I've had a few ideas about writing but so far haven't had the energy to actually put anything down on paper.  I fell asleep two nights in a row while trying to write in my journal.  Getting to sleep isn't my problem, it seems.  Staying there is.

I keep wanting to re-invent myself but I don't seem to have the wherewithall to do it.  How do people change?  I'd sure like to figure that one out.  I know I tend to want to change everything at once and not do things incrementally.  It seems like it takes too long to do it one step at a time.   
Maybe I should work on patience before I work on anything else.

I printed out a couple of crocheted shawl patterns today.  I'm going to start one tonight.  I haven't done any real crocheting in years and have forgotten a lot of what I used to know.  I'm also going to study up on herbs.  I want an herb garden but I'm not sure how best to do it.  I've got some books on order from the library.

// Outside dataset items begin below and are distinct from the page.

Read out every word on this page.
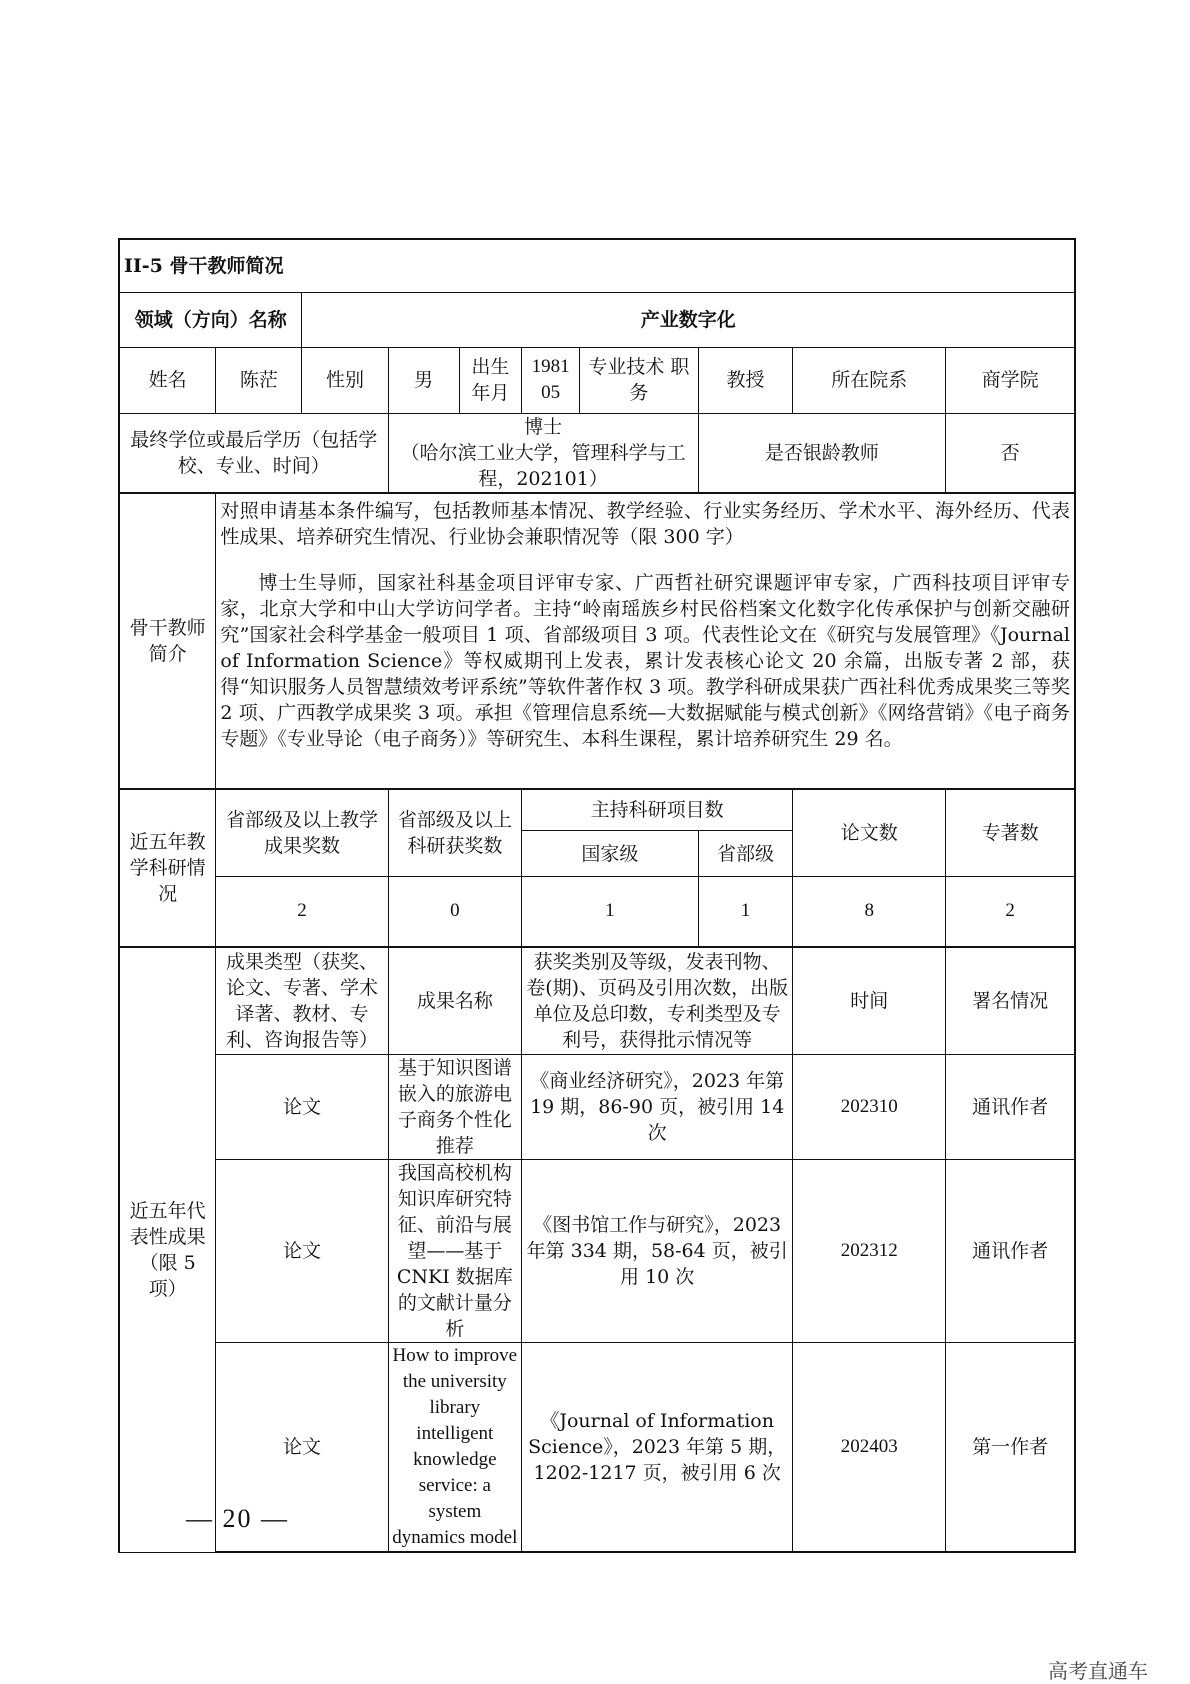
II-5 骨干教师简况									
领域（方向）名称		产业数字化							
姓名	陈茫	性别	男	出生年月	1981 05	专业技术 职 务	教授	所在院系	商学院
最终学位或最后学历（包括学校、专业、时间）			博士
（哈尔滨工业大学，管理科学与工程，202101）				是否银龄教师		否
骨干教师简介	对照申请基本条件编写，包括教师基本情况、教学经验、行业实务经历、学术水平、海外经历、代表性成果、培养研究生情况、行业协会兼职情况等（限 300 字）

博士生导师，国家社科基金项目评审专家、广西哲社研究课题评审专家，广西科技项目评审专家，北京大学和中山大学访问学者。主持“岭南瑶族乡村民俗档案文化数字化传承保护与创新交融研究”国家社会科学基金一般项目 1 项、省部级项目 3 项。代表性论文在《研究与发展管理》《Journal of Information Science》等权威期刊上发表，累计发表核心论文 20 余篇，出版专著 2 部，获得“知识服务人员智慧绩效考评系统”等软件著作权 3 项。教学科研成果获广西社科优秀成果奖三等奖 2 项、广西教学成果奖 3 项。承担《管理信息系统—大数据赋能与模式创新》《网络营销》《电子商务专题》《专业导论（电子商务）》等研究生、本科生课程，累计培养研究生 29 名。								

近五年教学科研情况	省部级及以上教学成果奖数		省部级及以上科研获奖数		主持科研项目数			论文数	专著数
					国家级		省部级		
	2		0		1		1	8	2
近五年代表性成果（限 5 项）	成果类型（获奖、论文、专著、学术译著、教材、专利、咨询报告等）		成果名称		获奖类别及等级，发表刊物、卷(期)、页码及引用次数，出版单位及总印数，专利类型及专利号，获得批示情况等			时间	署名情况
	论文		基于知识图谱嵌入的旅游电子商务个性化推荐		《商业经济研究》，2023 年第 19 期，86-90 页，被引用 14 次			202310	通讯作者
	论文		我国高校机构知识库研究特征、前沿与展望——基于 CNKI 数据库的文献计量分析		《图书馆工作与研究》，2023 年第 334 期，58-64 页，被引用 10 次			202312	通讯作者
	论文		How to improve the university library intelligent knowledge service: a system dynamics model		《Journal of Information Science》，2023 年第 5 期，1202-1217 页，被引用 6 次			202403	第一作者
— 20 —
高考直通车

I'm also looking into druidism again.  I'm still drawn there.  Spiritually I'm still pretty empty and need to find something to fill in that hole, but I'm not going to use this blog for that journey.  I might start up my old blog again or I might just write in my journal.  I still love my church and there are parts of it that still retain meaning for me, but it's just so hard to go through the motions when I don't believe in all of it anymore.  I'm fortunate that this church isn't that concerned about how much or how little of the Nicene Creed I have to believe.

It rained today so I didn't get any yard work done.  I need to get the sunflowers planted and the onions.  The squash can wait a while, until Zach and I get the garden turned.  We're going to do it with shovels and hoes and only do a bit this year and a bit next year.  I'm still pondering putting the herbs in the ground or using one of the many pots I've got around here.  I still need to identify what is growing in the pots I've already planted.

Tom fixed part of the roof yesterday.  The addition that the former owners slapped together was leaking and he fixed that.  No leaks this morning.  I think the upstairs is more the rain coming in under the shingles rather than a leak because it's rained several times since the last waterfall and not a drop of water in the bucket.  That's good news, but we still need to look into it.

Well, supper is ready and the clothes in the dryer are done.  I'm ready to go back to be to be honest.  I'm that tired.  Hopefully tomorrow I'll feel better and get more done.